I'm pretty sure you're out of luck there.
Re: Cooperative Multitasking Questions
Posted: Mon Jul 31, 2017 4:20 pm
by ~
Cooperative multitasking is necessary to optimize the system execution, along with preemptive multitasking, so that programs can indicate the kernel that they want to stop running a thread or the main process and run another process instead if they aren't going to do anything, for example if there are no new events. Even better than just trying idling with HLT while a time slice finishes as we will actually switch to a program that will likely do something immediately. Does more than just wasting time slices.
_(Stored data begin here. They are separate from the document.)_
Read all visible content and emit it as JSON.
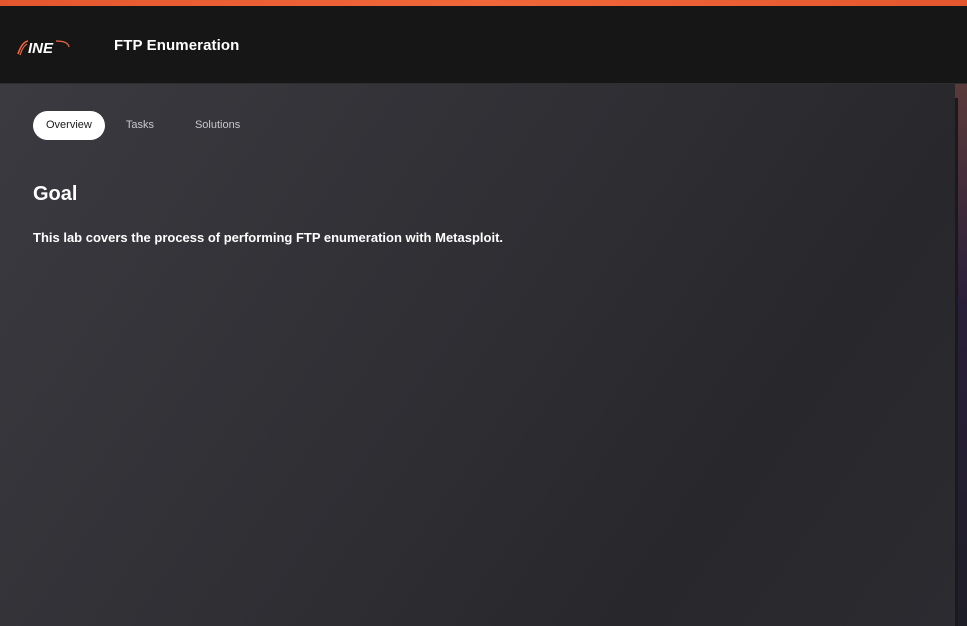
{
  "header": {
    "logo_text": "INE",
    "lab_title": "FTP Enumeration"
  },
  "tabs": [
    {
      "label": "Overview",
      "active": true
    },
    {
      "label": "Tasks",
      "active": false
    },
    {
      "label": "Solutions",
      "active": false
    }
  ],
  "overview": {
    "heading": "Goal",
    "description": "This lab covers the process of performing FTP enumeration with Metasploit."
  },
  "colors": {
    "accent": "#e4572e",
    "header_bg": "#161616",
    "content_bg": "#2f2f34"
  }
}
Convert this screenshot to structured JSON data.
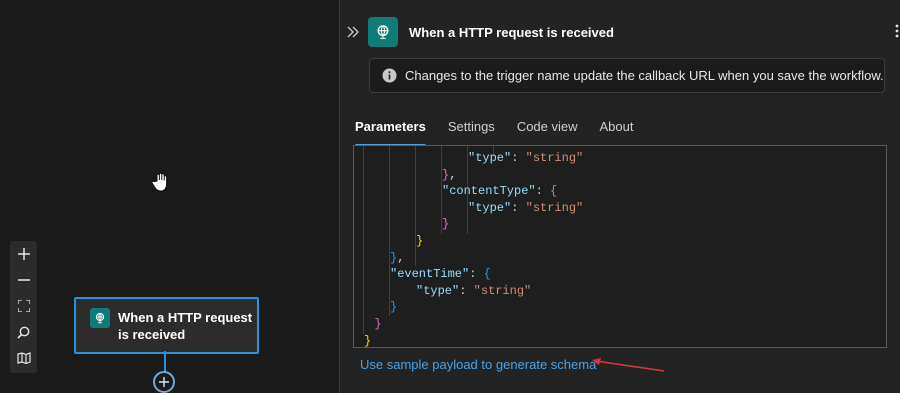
{
  "canvas": {
    "trigger_card": {
      "title": "When a HTTP request is received",
      "icon": "http-request-icon"
    },
    "zoom_controls": {
      "zoom_in": "plus-icon",
      "zoom_out": "minus-icon",
      "fit_view": "fit-view-icon",
      "search": "search-icon",
      "minimap": "map-icon"
    },
    "add_step_icon": "plus-circle-icon",
    "cursor": "hand-cursor-icon"
  },
  "panel": {
    "title": "When a HTTP request is received",
    "info_banner": {
      "text": "Changes to the trigger name update the callback URL when you save the workflow."
    },
    "tabs": [
      {
        "label": "Parameters",
        "active": true
      },
      {
        "label": "Settings",
        "active": false
      },
      {
        "label": "Code view",
        "active": false
      },
      {
        "label": "About",
        "active": false
      }
    ],
    "code_lines": [
      {
        "indent": 4,
        "tokens": [
          {
            "t": "\"type\"",
            "c": "key"
          },
          {
            "t": ": ",
            "c": "punc"
          },
          {
            "t": "\"string\"",
            "c": "str"
          }
        ]
      },
      {
        "indent": 3,
        "tokens": [
          {
            "t": "}",
            "c": "b2"
          },
          {
            "t": ",",
            "c": "punc"
          }
        ]
      },
      {
        "indent": 3,
        "tokens": [
          {
            "t": "\"contentType\"",
            "c": "key"
          },
          {
            "t": ": ",
            "c": "punc"
          },
          {
            "t": "{",
            "c": "b2"
          }
        ]
      },
      {
        "indent": 4,
        "tokens": [
          {
            "t": "\"type\"",
            "c": "key"
          },
          {
            "t": ": ",
            "c": "punc"
          },
          {
            "t": "\"string\"",
            "c": "str"
          }
        ]
      },
      {
        "indent": 3,
        "tokens": [
          {
            "t": "}",
            "c": "b2"
          }
        ]
      },
      {
        "indent": 2,
        "tokens": [
          {
            "t": "}",
            "c": "b1"
          }
        ]
      },
      {
        "indent": 1,
        "tokens": [
          {
            "t": "}",
            "c": "b3"
          },
          {
            "t": ",",
            "c": "punc"
          }
        ]
      },
      {
        "indent": 1,
        "tokens": [
          {
            "t": "\"eventTime\"",
            "c": "key"
          },
          {
            "t": ": ",
            "c": "punc"
          },
          {
            "t": "{",
            "c": "b3"
          }
        ]
      },
      {
        "indent": 2,
        "tokens": [
          {
            "t": "\"type\"",
            "c": "key"
          },
          {
            "t": ": ",
            "c": "punc"
          },
          {
            "t": "\"string\"",
            "c": "str"
          }
        ]
      },
      {
        "indent": 1,
        "tokens": [
          {
            "t": "}",
            "c": "b3"
          }
        ]
      },
      {
        "indent": 0.4,
        "tokens": [
          {
            "t": "}",
            "c": "b2"
          }
        ]
      },
      {
        "indent": 0,
        "tokens": [
          {
            "t": "}",
            "c": "b1"
          }
        ]
      }
    ],
    "sample_payload_link": "Use sample payload to generate schema"
  },
  "colors": {
    "accent": "#2f8fd7",
    "connector_teal": "#107c79",
    "annotation_arrow": "#d9363e",
    "link": "#4aa3e8"
  }
}
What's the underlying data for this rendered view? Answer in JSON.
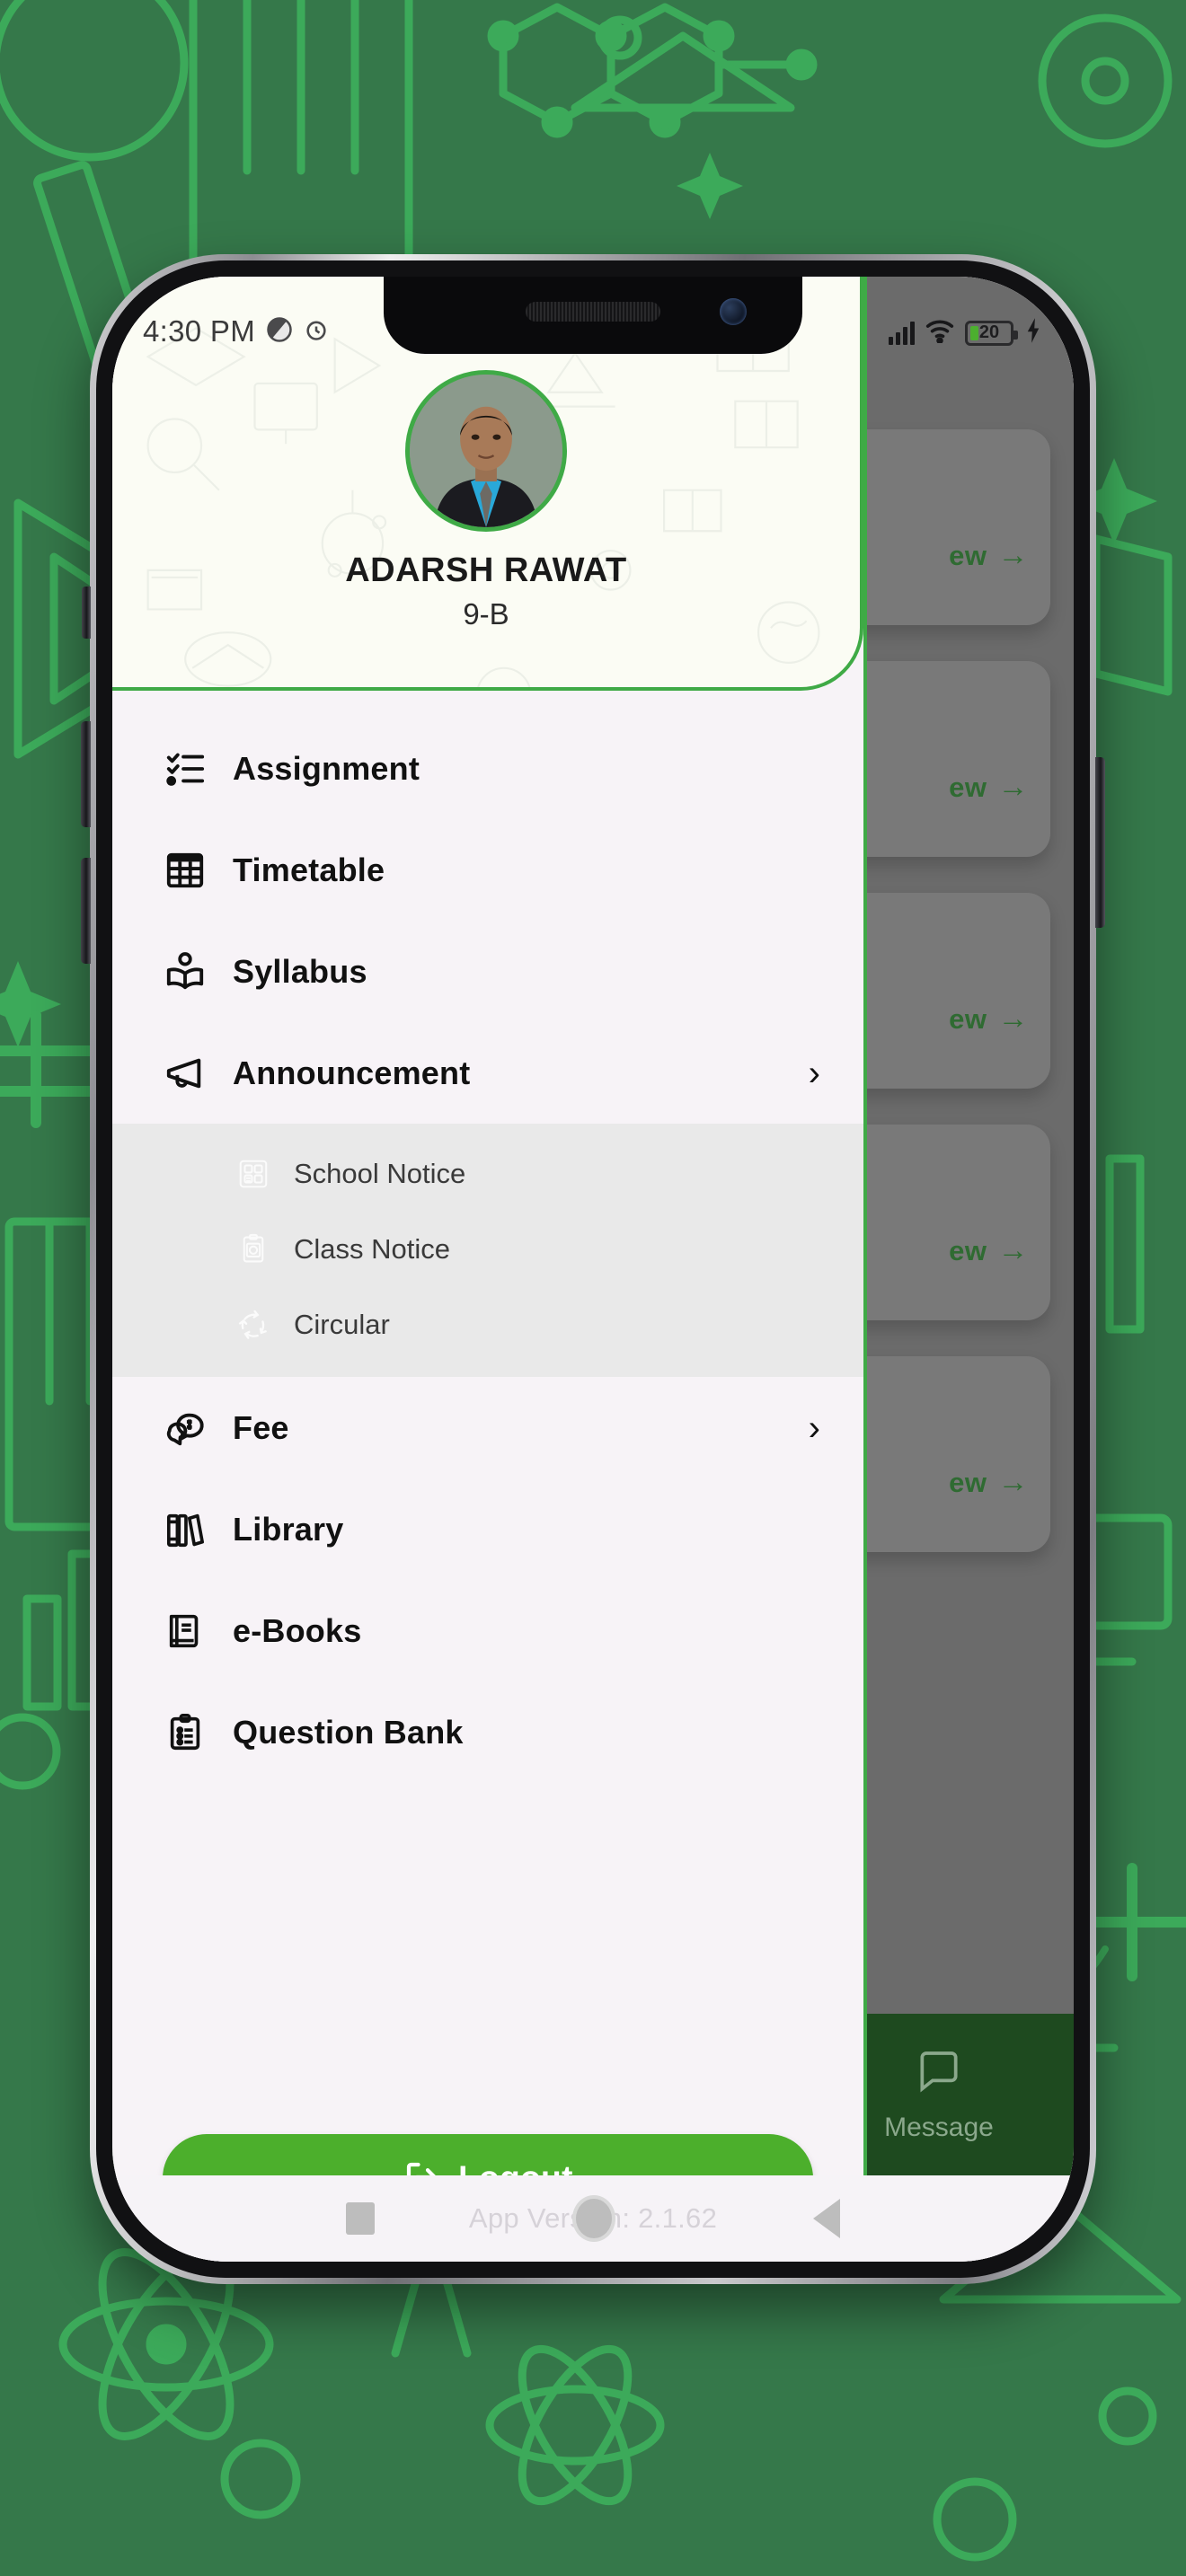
{
  "wallpaper": {
    "base_color": "#35784a",
    "doodle_color": "#3caa5a"
  },
  "theme": {
    "accent_green": "#3faa46",
    "logout_green": "#4caf2c",
    "drawer_bg": "#f7f3f7",
    "submenu_bg": "#e9e9e9",
    "profile_bg": "#fbfcf4",
    "bottomnav_green": "#1e4a1f"
  },
  "statusbar": {
    "time": "4:30 PM",
    "left_icons": [
      "dnd-circle-icon",
      "alarm-icon"
    ],
    "signal_icon": "cellular-signal-icon",
    "wifi_icon": "wifi-icon",
    "battery_percent": "20",
    "charging_icon": "charging-bolt-icon"
  },
  "profile": {
    "avatar_icon": "student-photo-avatar",
    "name": "ADARSH RAWAT",
    "class": "9-B"
  },
  "menu": {
    "items": [
      {
        "label": "Assignment",
        "icon": "checklist-icon",
        "has_chevron": false,
        "chevron": ""
      },
      {
        "label": "Timetable",
        "icon": "grid-table-icon",
        "has_chevron": false,
        "chevron": ""
      },
      {
        "label": "Syllabus",
        "icon": "open-book-person-icon",
        "has_chevron": false,
        "chevron": ""
      },
      {
        "label": "Announcement",
        "icon": "megaphone-icon",
        "has_chevron": true,
        "chevron": "›"
      }
    ],
    "submenu": [
      {
        "label": "School Notice",
        "icon": "notice-board-icon"
      },
      {
        "label": "Class Notice",
        "icon": "clipboard-notice-icon"
      },
      {
        "label": "Circular",
        "icon": "circular-refresh-icon"
      }
    ],
    "items_after": [
      {
        "label": "Fee",
        "icon": "money-chat-icon",
        "has_chevron": true,
        "chevron": "›"
      },
      {
        "label": "Library",
        "icon": "books-shelf-icon",
        "has_chevron": false,
        "chevron": ""
      },
      {
        "label": "e-Books",
        "icon": "ebook-icon",
        "has_chevron": false,
        "chevron": ""
      },
      {
        "label": "Question Bank",
        "icon": "clipboard-list-icon",
        "has_chevron": false,
        "chevron": ""
      }
    ]
  },
  "logout": {
    "label": "Logout",
    "icon": "logout-arrow-icon"
  },
  "footer": {
    "app_version": "App Version: 2.1.62"
  },
  "background_app": {
    "cards": [
      {
        "view_label": "ew",
        "arrow": "→"
      },
      {
        "view_label": "ew",
        "arrow": "→"
      },
      {
        "view_label": "ew",
        "arrow": "→"
      },
      {
        "view_label": "ew",
        "arrow": "→"
      },
      {
        "view_label": "ew",
        "arrow": "→"
      }
    ],
    "bottom_nav": {
      "label": "Message",
      "icon": "chat-bubble-icon"
    }
  },
  "android_nav": {
    "recents_icon": "square-recents-icon",
    "home_icon": "circle-home-icon",
    "back_icon": "triangle-back-icon"
  }
}
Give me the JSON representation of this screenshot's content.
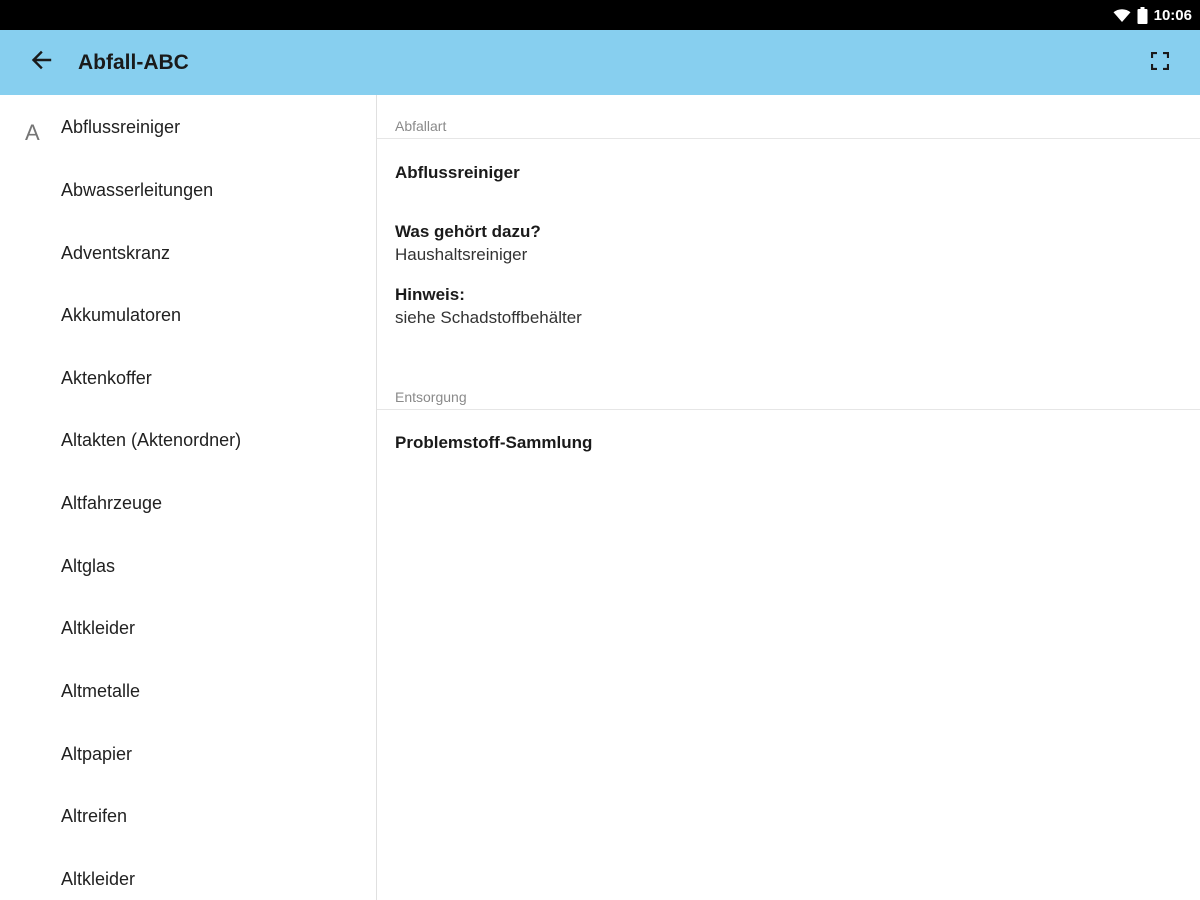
{
  "status_bar": {
    "time": "10:06",
    "icons": [
      "wifi-icon",
      "battery-icon"
    ]
  },
  "toolbar": {
    "title": "Abfall-ABC",
    "back_icon": "arrow-left-icon",
    "fullscreen_icon": "fullscreen-icon",
    "background_color": "#87cfef"
  },
  "index": {
    "letter": "A",
    "items": [
      {
        "label": "Abflussreiniger"
      },
      {
        "label": "Abwasserleitungen"
      },
      {
        "label": "Adventskranz"
      },
      {
        "label": "Akkumulatoren"
      },
      {
        "label": "Aktenkoffer"
      },
      {
        "label": "Altakten (Aktenordner)"
      },
      {
        "label": "Altfahrzeuge"
      },
      {
        "label": "Altglas"
      },
      {
        "label": "Altkleider"
      },
      {
        "label": "Altmetalle"
      },
      {
        "label": "Altpapier"
      },
      {
        "label": "Altreifen"
      },
      {
        "label": "Altkleider"
      }
    ]
  },
  "detail": {
    "waste_type_header": "Abfallart",
    "waste_type_value": "Abflussreiniger",
    "includes_label": "Was gehört dazu?",
    "includes_value": "Haushaltsreiniger",
    "note_label": "Hinweis:",
    "note_value": "siehe Schadstoffbehälter",
    "disposal_header": "Entsorgung",
    "disposal_value": "Problemstoff-Sammlung"
  }
}
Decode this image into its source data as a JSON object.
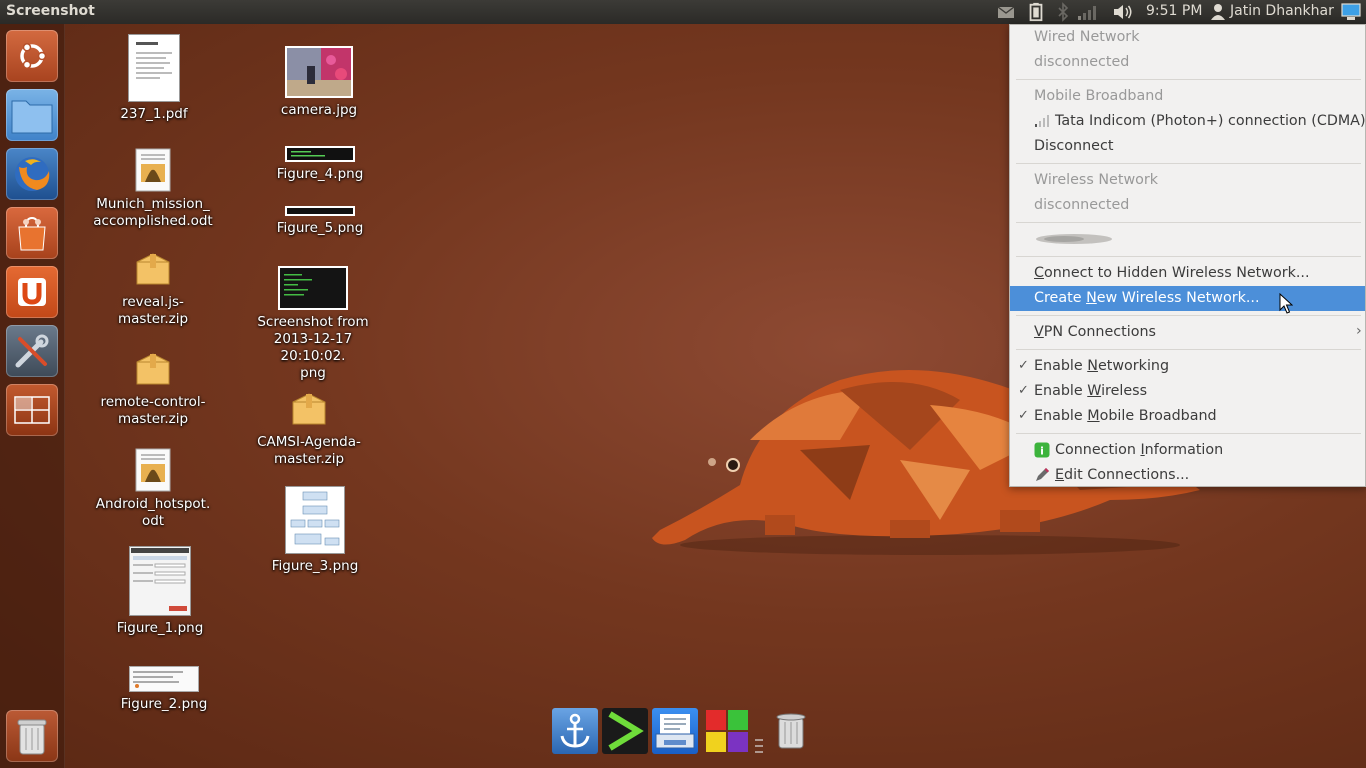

Also useful to have more control on keeping or decreasing the priority of the program from itself.
The next process to run when a program cooperatively returns control to the CPU in a preemptive system, is chosen by the kernel.
The kernel could detect that a process doesn't have new events or interrupts and avoid waking it up, but there are countless cases where voluntarily returning control of the CPU to the kernel cooperatively in addition with the automatic preemptive base would definitely benefit the system.
If there are lots of programs that would be suddenly idling but that would have free time slices, they all would collectively work better if they all returned CPU control as soon as they know that they will no longer do something in this time slice, for other process to employ better.
Re: Cooperative Multitasking Questions
Posted: Mon Jul 31, 2017 6:05 pm
by dchapiesky
An excellent high performance well tested and vetted cooperative multitasking system can be found as a sub module of the DPDK project: dpdk.org
peformance thread with pthread shim:
http://www.dpdk.org/browse/dpdk/tree/ex ... nce-thread
Download at
http://www.dpdk.org/browse/dpdk/
cheers
Re: Cooperative Multitasking Questions
Posted: Tue Aug 01, 2017 4:15 am
by Postmann
Urgs, I guess preemptive Multitasking is way simpler. Thanks anyway, you're great.